Hay que desarrollar en la base del pueblo chileno una idea diferente, es decir el convencimiento de que las aspiraciones bolivianas de una salida soberana al mar son incuestionablemente legítimas, porque ello ayudará al desarrollo económico de un país hermano que ha estado rezagado frente al progreso de las otras naciones americanas, entre otras cosas, por su aislamiento continental. Es difícil, sin embargo, cambiar este sentimiento nacional si a ello no ayudan los sectores del chovinismo reaccionario, y los del poder económico de los que ven en el resurgimiento económico de Bolivia, si concreta una salida al mar, una amenaza a sus mezquinos intereses.

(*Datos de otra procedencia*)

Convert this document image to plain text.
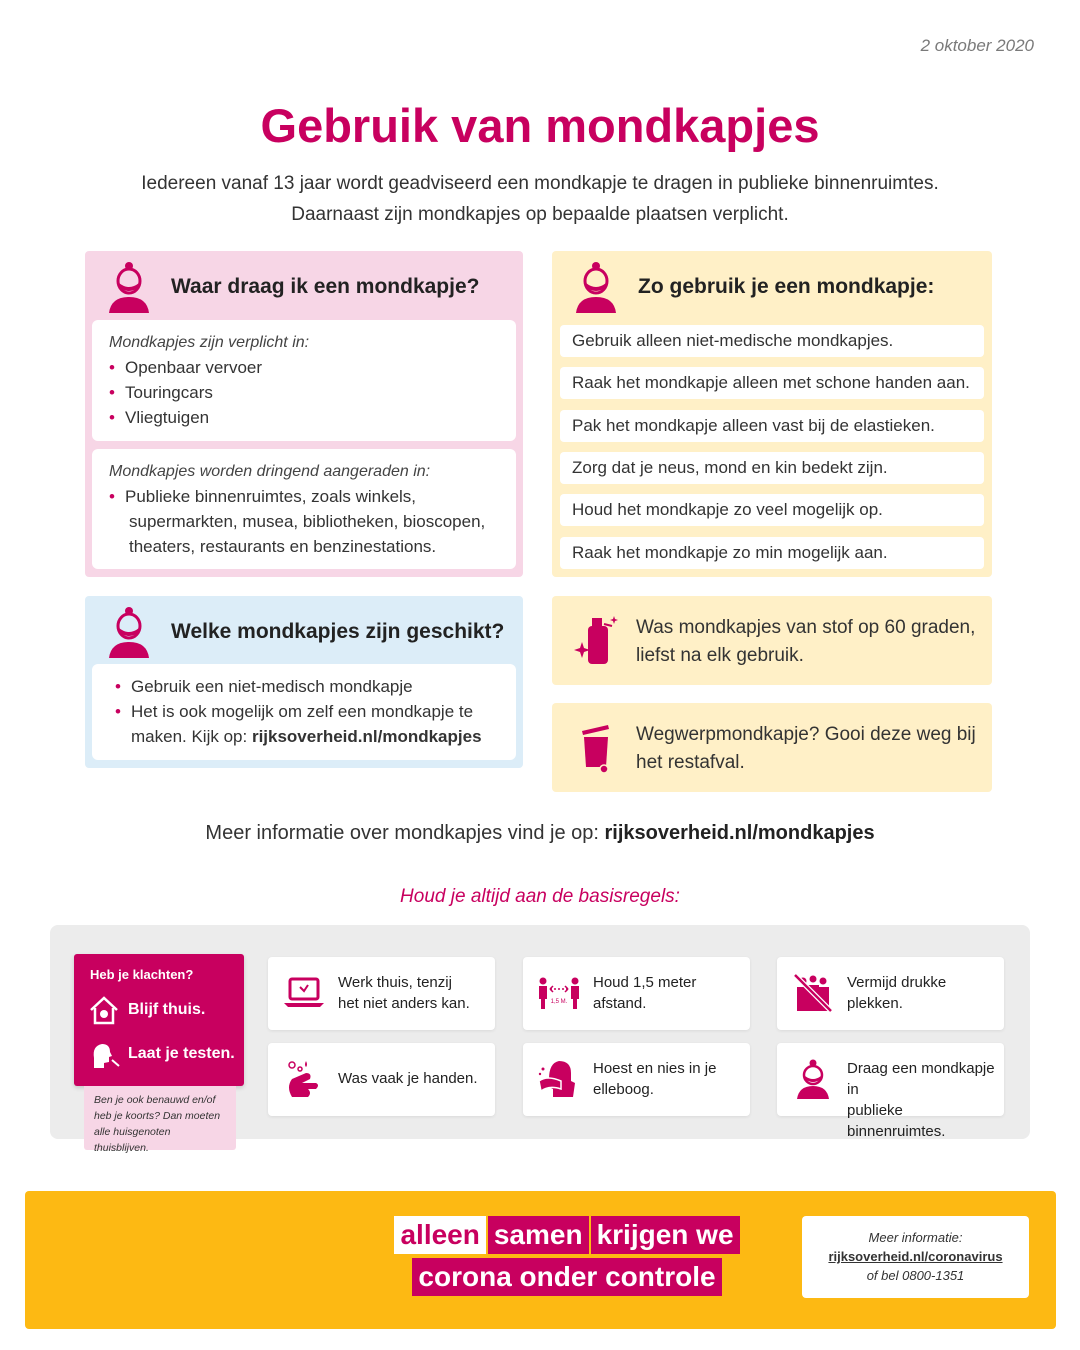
2 oktober 2020
Gebruik van mondkapjes
Iedereen vanaf 13 jaar wordt geadviseerd een mondkapje te dragen in publieke binnenruimtes.
Daarnaast zijn mondkapjes op bepaalde plaatsen verplicht.
Waar draag ik een mondkapje?
Mondkapjes zijn verplicht in:
• Openbaar vervoer
• Touringcars
• Vliegtuigen
Mondkapjes worden dringend aangeraden in:
• Publieke binnenruimtes, zoals winkels,
supermarkten, musea, bibliotheken, bioscopen,
theaters, restaurants en benzinestations.
Welke mondkapjes zijn geschikt?
• Gebruik een niet-medisch mondkapje
• Het is ook mogelijk om zelf een mondkapje te
maken. Kijk op: rijksoverheid.nl/mondkapjes
Zo gebruik je een mondkapje:
Gebruik alleen niet-medische mondkapjes.
Raak het mondkapje alleen met schone handen aan.
Pak het mondkapje alleen vast bij de elastieken.
Zorg dat je neus, mond en kin bedekt zijn.
Houd het mondkapje zo veel mogelijk op.
Raak het mondkapje zo min mogelijk aan.
Was mondkapjes van stof op 60 graden,
liefst na elk gebruik.
Wegwerpmondkapje? Gooi deze weg bij
het restafval.
Meer informatie over mondkapjes vind je op: rijksoverheid.nl/mondkapjes
Houd je altijd aan de basisregels:
Heb je klachten?
Blijf thuis.
Laat je testen.
Ben je ook benauwd en/of
heb je koorts? Dan moeten
alle huisgenoten thuisblijven.
Werk thuis, tenzij
het niet anders kan.	1,5 M.
Houd 1,5 meter
afstand.
Vermijd drukke
plekken.
Was vaak je handen.
Hoest en nies in je
elleboog.
Draag een mondkapje in
publieke binnenruimtes.
alleen samen krijgen we
corona onder controle
Meer informatie:
rijksoverheid.nl/coronavirus
of bel 0800-1351
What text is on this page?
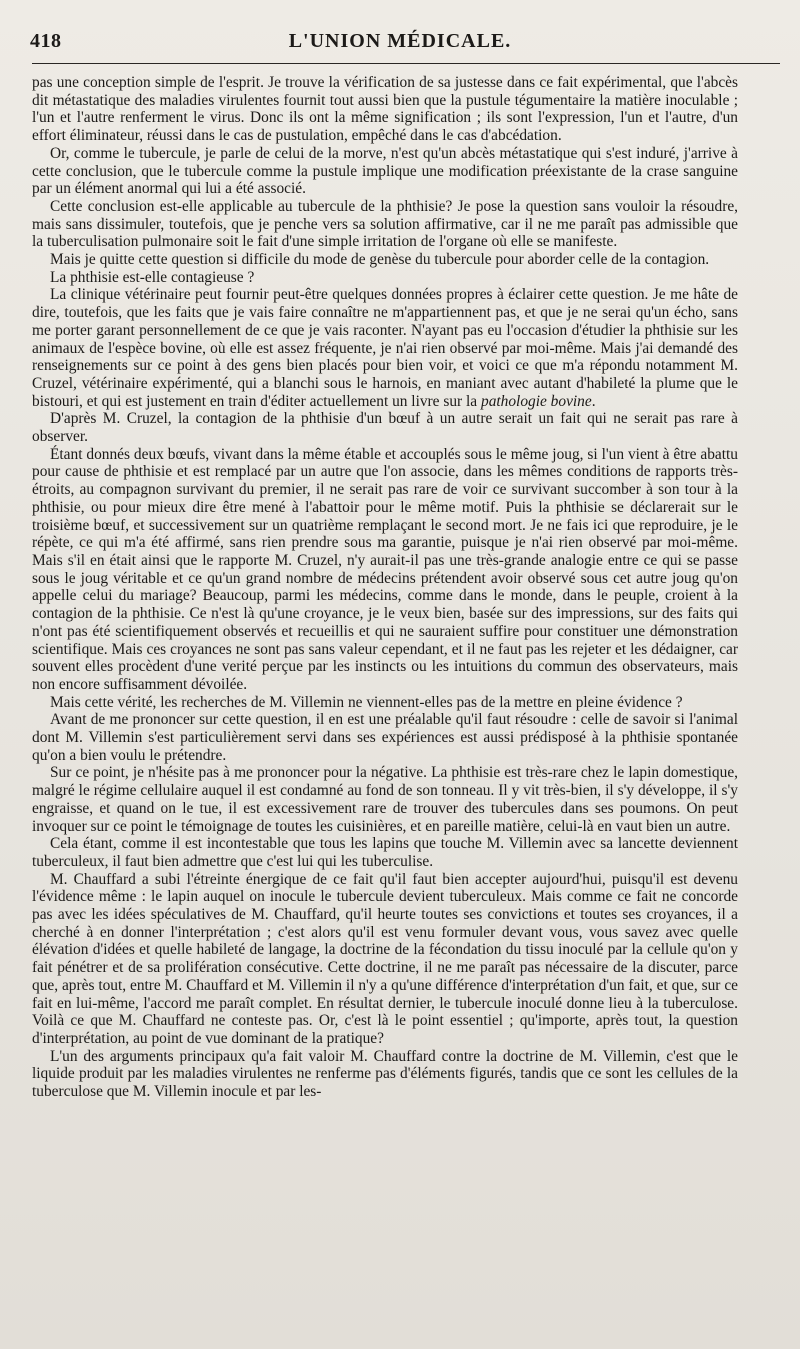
418	L'UNION MÉDICALE.

pas une conception simple de l'esprit. Je trouve la vérification de sa justesse dans ce fait expérimental, que l'abcès dit métastatique des maladies virulentes fournit tout aussi bien que la pustule tégumentaire la matière inoculable ; l'un et l'autre renferment le virus. Donc ils ont la même signification ; ils sont l'expression, l'un et l'autre, d'un effort éliminateur, réussi dans le cas de pustulation, empêché dans le cas d'abcédation.

Or, comme le tubercule, je parle de celui de la morve, n'est qu'un abcès métastatique qui s'est induré, j'arrive à cette conclusion, que le tubercule comme la pustule implique une modification préexistante de la crase sanguine par un élément anormal qui lui a été associé.

Cette conclusion est-elle applicable au tubercule de la phthisie? Je pose la question sans vouloir la résoudre, mais sans dissimuler, toutefois, que je penche vers sa solution affirmative, car il ne me paraît pas admissible que la tuberculisation pulmonaire soit le fait d'une simple irritation de l'organe où elle se manifeste.

Mais je quitte cette question si difficile du mode de genèse du tubercule pour aborder celle de la contagion.

La phthisie est-elle contagieuse ?

La clinique vétérinaire peut fournir peut-être quelques données propres à éclairer cette question. Je me hâte de dire, toutefois, que les faits que je vais faire connaître ne m'appartiennent pas, et que je ne serai qu'un écho, sans me porter garant personnellement de ce que je vais raconter. N'ayant pas eu l'occasion d'étudier la phthisie sur les animaux de l'espèce bovine, où elle est assez fréquente, je n'ai rien observé par moi-même. Mais j'ai demandé des renseignements sur ce point à des gens bien placés pour bien voir, et voici ce que m'a répondu notamment M. Cruzel, vétérinaire expérimenté, qui a blanchi sous le harnois, en maniant avec autant d'habileté la plume que le bistouri, et qui est justement en train d'éditer actuellement un livre sur la pathologie bovine.

D'après M. Cruzel, la contagion de la phthisie d'un bœuf à un autre serait un fait qui ne serait pas rare à observer.

Étant donnés deux bœufs, vivant dans la même étable et accouplés sous le même joug, si l'un vient à être abattu pour cause de phthisie et est remplacé par un autre que l'on associe, dans les mêmes conditions de rapports très-étroits, au compagnon survivant du premier, il ne serait pas rare de voir ce survivant succomber à son tour à la phthisie, ou pour mieux dire être mené à l'abattoir pour le même motif. Puis la phthisie se déclarerait sur le troisième bœuf, et successivement sur un quatrième remplaçant le second mort. Je ne fais ici que reproduire, je le répète, ce qui m'a été affirmé, sans rien prendre sous ma garantie, puisque je n'ai rien observé par moi-même. Mais s'il en était ainsi que le rapporte M. Cruzel, n'y aurait-il pas une très-grande analogie entre ce qui se passe sous le joug véritable et ce qu'un grand nombre de médecins prétendent avoir observé sous cet autre joug qu'on appelle celui du mariage? Beaucoup, parmi les médecins, comme dans le monde, dans le peuple, croient à la contagion de la phthisie. Ce n'est là qu'une croyance, je le veux bien, basée sur des impressions, sur des faits qui n'ont pas été scientifiquement observés et recueillis et qui ne sauraient suffire pour constituer une démonstration scientifique. Mais ces croyances ne sont pas sans valeur cependant, et il ne faut pas les rejeter et les dédaigner, car souvent elles procèdent d'une verité perçue par les instincts ou les intuitions du commun des observateurs, mais non encore suffisamment dévoilée.

Mais cette vérité, les recherches de M. Villemin ne viennent-elles pas de la mettre en pleine évidence ?

Avant de me prononcer sur cette question, il en est une préalable qu'il faut résoudre : celle de savoir si l'animal dont M. Villemin s'est particulièrement servi dans ses expériences est aussi prédisposé à la phthisie spontanée qu'on a bien voulu le prétendre.

Sur ce point, je n'hésite pas à me prononcer pour la négative. La phthisie est très-rare chez le lapin domestique, malgré le régime cellulaire auquel il est condamné au fond de son tonneau. Il y vit très-bien, il s'y développe, il s'y engraisse, et quand on le tue, il est excessivement rare de trouver des tubercules dans ses poumons. On peut invoquer sur ce point le témoignage de toutes les cuisinières, et en pareille matière, celui-là en vaut bien un autre.

Cela étant, comme il est incontestable que tous les lapins que touche M. Villemin avec sa lancette deviennent tuberculeux, il faut bien admettre que c'est lui qui les tuberculise.

M. Chauffard a subi l'étreinte énergique de ce fait qu'il faut bien accepter aujourd'hui, puisqu'il est devenu l'évidence même : le lapin auquel on inocule le tubercule devient tuberculeux. Mais comme ce fait ne concorde pas avec les idées spéculatives de M. Chauffard, qu'il heurte toutes ses convictions et toutes ses croyances, il a cherché à en donner l'interprétation ; c'est alors qu'il est venu formuler devant vous, vous savez avec quelle élévation d'idées et quelle habileté de langage, la doctrine de la fécondation du tissu inoculé par la cellule qu'on y fait pénétrer et de sa prolifération consécutive. Cette doctrine, il ne me paraît pas nécessaire de la discuter, parce que, après tout, entre M. Chauffard et M. Villemin il n'y a qu'une différence d'interprétation d'un fait, et que, sur ce fait en lui-même, l'accord me paraît complet. En résultat dernier, le tubercule inoculé donne lieu à la tuberculose. Voilà ce que M. Chauffard ne conteste pas. Or, c'est là le point essentiel ; qu'importe, après tout, la question d'interprétation, au point de vue dominant de la pratique?

L'un des arguments principaux qu'a fait valoir M. Chauffard contre la doctrine de M. Villemin, c'est que le liquide produit par les maladies virulentes ne renferme pas d'éléments figurés, tandis que ce sont les cellules de la tuberculose que M. Villemin inocule et par les-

Más aún si al intento de concitar un apoyo mayoritario a favor del pueblo boliviano, no contribuyen ni siquiera los partidos y dirigentes de la izquierda chilena de quienes se podría esperar una actitud internacionalista y de integración que favorecería el afianzamiento de la idea latinoamericanista.
Por último, un hecho que pudiera aparecer anecdótico, pero que no lo es tanto a la luz de los planes geopolíticos a los que son tan adictos los militares. Hace unas décadas dos detestables rufianes de la época negra de las dictaduras, Banzer y Pinochet, se juntaron a discutir este mismo asunto teniendo nuestro gorila nacional una sorprendente inclinación a buscar una solución soberana en cuanto a la salida al mar para Bolivia. ¿Qué pasaba? ¿Acaso Pinochet anidaba en su negra conciencia un sentimiento de solidaridad internacionalista? Sabido es que el único aporte del dictador chileno al internacionalismo fue integrar la Operación Cóndor con sus criminales aliados que tiranizaban gran parte de Latinoamérica. Pero entonces cómo, se preguntará usted. Nada, señores, como acostumbraba a decir el sátrapa. Las cuentas que sacaba Pinochet y sus subalternos de uniforme eran en el fondo bastante pragmáticas. La entente Perú-boliviana, derrotada militarmente dos veces en el siglo XIX por Chile, más el ancestral encono del militarismo argentino siempre amenazante al otro lado de la cordillera, aconsejaba ─insisto que geopolíticamente─ una acción audaz como la de atraer a Bolivia hacia nuestro lado con un corredor de territorio soberano que, de paso nos alejaba limítrofemente del revanchismo peruano, latente desde siempre. Un corredor, pensaba don Pinocho, ¡qué me dice usted! Maquiavélico, ¿verdad? Cierto, pero tremendamente pragmático, reconozcámoslo si queremos ponernos a resguardo del espiral de la historia que pudiera el día de mañana situarnos otra vez en un escenario parecido al de 1879.
A propósito, usted, que es erudito en cuestiones históricas, seguramente se recordará de otro corredor, el de Danzig, que formó parte del nefasto Tratado de Versalles ya citado. ¿Qué fue lo ocurrió con ese pedazo de tierra que el Tratado le entregó a Polonia? Por favor, no me exija tanto y averígüelo usted mismo, sacando, de paso, sus propias conclusiones.